Minerais critiques: quelle place pour le Maroc?

Le Maroc dispose d’un potentiel avéré en matière de production de minerais critiques.

Revue de presseLe Maroc dispose d’un potentiel avéré en matière de production de minerais critiques tels que le cobalt, le manganèse et le cuivre. Le pays cherche à capter une part des investissements massifs nécessaires à l’extraction et la valorisation de ces ressources convoitées. Cet article est une revue de presse tirée du quotidien Les inspirations Eco.

Le 25/06/2024 à 21h00

Cobalt, manganèse, cuivre..., le Maroc dispose d’un potentiel avéré en matière de production de minerais critiques stratégiques. C’est ce qui ressort d’une analyse dédiée publiée par le quotidien Les Inspirations Eco. «Grâce à son climat d’investissement favorable et ses infrastructures de qualité, le pays cherche à capter une part des investissements massifs nécessaires à l’extraction et la valorisation de ces ressources convoitées», lit-on.

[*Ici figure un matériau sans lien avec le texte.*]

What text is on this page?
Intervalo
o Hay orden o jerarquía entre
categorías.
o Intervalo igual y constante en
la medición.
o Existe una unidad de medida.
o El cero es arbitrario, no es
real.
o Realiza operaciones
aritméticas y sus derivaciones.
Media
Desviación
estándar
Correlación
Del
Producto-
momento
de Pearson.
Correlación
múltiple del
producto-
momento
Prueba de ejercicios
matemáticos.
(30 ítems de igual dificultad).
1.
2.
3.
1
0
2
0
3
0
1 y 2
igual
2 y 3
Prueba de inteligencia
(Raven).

Le Maroc se positionne comme un acteur majeur grâce à son sous-sol et son secteur minier relativement bien développé. Parmi les principaux minerais critiques, il se distingue dans la production de cobalt, de manganèse et de cuivre. En 2022, le Royaume figurait parmi les 12 premiers producteurs mondiaux de cobalt avec 2.300 tonnes extraites. Si cette quantité reste modeste comparée aux 130.000 tonnes produites par la République Démocratique du Congo (RDC), principal producteur mondial, elle témoigne néanmoins du potentiel national.

«Le Maroc assure également une production régulière de manganèse, métal indispensable pour les batteries. Quant au cuivre, métal clé pour les technologies propres, le pays affiche une tradition minière bien établie dans ce domaine. Au-delà de ces minerais, le sous-sol marocain recèle d’autres ressources prometteuses comme le lithium, le nickel, le chrome ou le graphite», relève Les Inspirations Eco. 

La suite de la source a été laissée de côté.